A Divina Providência ou a persecutória Fortuna pusera mais uma vez Fernão Mendes Pinto no centro da guerra, no Sião. Ali fora de passagem para comprar mercadorias e afinal mercara sarilhos, sendo de novo arrolado nas forças portuguesas de Domingos de Seixas, durante os quatro meses que durou o cerco. O valoroso capitão do Ban Portuguet, o campo português de Ayuthya, nunca recebeu o reconhecimento d’el-rei de Portugal pelos muitos serviços prestados, vindo a morrer como um indigente no hospital dos Pobres em Lisboa.
Por ambos se soube dos sucessos destes conturbados anos e como o destino de Tabinshwethi continuou ligado aos feringhis portugueses, para bem e para mal de seus pecados.
Depois das campanhas do Sião, tendo anexado e unificado os reinos da Birmânia, aos trinta e cinco anos de idade, o tirano estabeleceu com grande fausto a sua corte em Pegu. Mantinha a hoste de guerreiros portugueses, pagos com muito ouro, cujo comandante Diogo Soares, o Galego, era um dos mais poderosos senhores do reino.
Um sobrinho de Soares, tão aventureiro e desprovido de escrúpulos como o tio, homiziou-se e veio pedir-lhe protecção. Fora enviado de Malaca por capitão de uma frota de sete navios, numa expedição punitiva contra o sultão de Achem, porém, tendo sofrido pesada derrota, Álvaro Soares fugira com trezentos homens nos juncos que escaparam aos inimigos e, para não prestar contas do desaire ao capitão da fortaleza, refugiara-se em Martavão, cujo senhor em vez de o acolher no seu exército o mandara sob prisão para a corte de Pegu, onde o tio lhe conseguiu sem custo a libertação e o favor de Tabinshwethi.

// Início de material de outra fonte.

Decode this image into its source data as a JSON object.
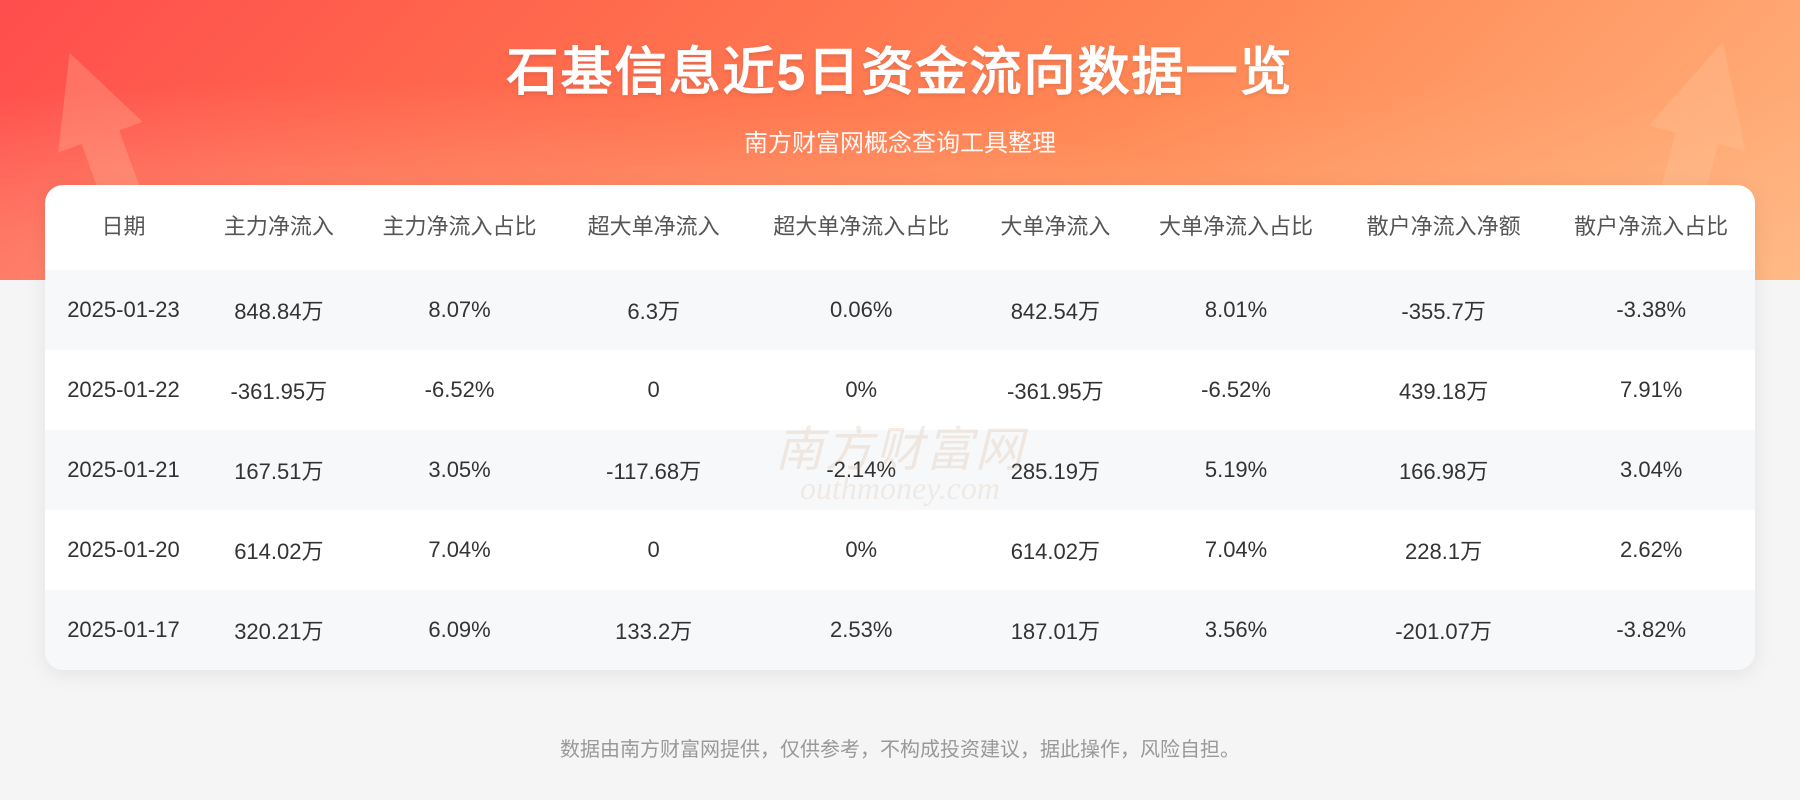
{
  "header": {
    "title": "石基信息近5日资金流向数据一览",
    "subtitle": "南方财富网概念查询工具整理",
    "background_gradient": [
      "#ff4d4d",
      "#ff6b4d",
      "#ff8855",
      "#ffb580"
    ],
    "title_color": "#ffffff",
    "title_fontsize": 52,
    "subtitle_fontsize": 24
  },
  "table": {
    "type": "table",
    "background_color": "#ffffff",
    "border_radius": 18,
    "header_text_color": "#555555",
    "cell_text_color": "#333333",
    "row_stripe_color": "#f7f8fa",
    "header_fontsize": 22,
    "cell_fontsize": 22,
    "columns": [
      "日期",
      "主力净流入",
      "主力净流入占比",
      "超大单净流入",
      "超大单净流入占比",
      "大单净流入",
      "大单净流入占比",
      "散户净流入净额",
      "散户净流入占比"
    ],
    "rows": [
      [
        "2025-01-23",
        "848.84万",
        "8.07%",
        "6.3万",
        "0.06%",
        "842.54万",
        "8.01%",
        "-355.7万",
        "-3.38%"
      ],
      [
        "2025-01-22",
        "-361.95万",
        "-6.52%",
        "0",
        "0%",
        "-361.95万",
        "-6.52%",
        "439.18万",
        "7.91%"
      ],
      [
        "2025-01-21",
        "167.51万",
        "3.05%",
        "-117.68万",
        "-2.14%",
        "285.19万",
        "5.19%",
        "166.98万",
        "3.04%"
      ],
      [
        "2025-01-20",
        "614.02万",
        "7.04%",
        "0",
        "0%",
        "614.02万",
        "7.04%",
        "228.1万",
        "2.62%"
      ],
      [
        "2025-01-17",
        "320.21万",
        "6.09%",
        "133.2万",
        "2.53%",
        "187.01万",
        "3.56%",
        "-201.07万",
        "-3.82%"
      ]
    ]
  },
  "watermark": {
    "text_main": "南方财富网",
    "text_sub": "outhmoney.com",
    "color": "rgba(200,150,100,0.18)"
  },
  "footer": {
    "text": "数据由南方财富网提供，仅供参考，不构成投资建议，据此操作，风险自担。",
    "color": "#999999",
    "fontsize": 20
  }
}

Mancebo de muito bom corpo, belo rosto e agradáveis modos, para mais bom cavaleiro e melhor caçador, não tardou a conquistar as boas graças do tirano, adestrando-o na caça com as suas novas armas de fogo, tornando-se no seu favorito e companheiro em todos os prazeres e desenfadamentos. Para mais o favorecer, Tabinshwethi casou-o com uma formosa açafata da casa real e, em retorno, Álvaro ensinava a esposa a cozinhar comidas portuguesas para Sua Alteza degustar e fazia-lhe vinho de uvas e aguardente de frutos com mel, que ele desconhecia e o deliciavam.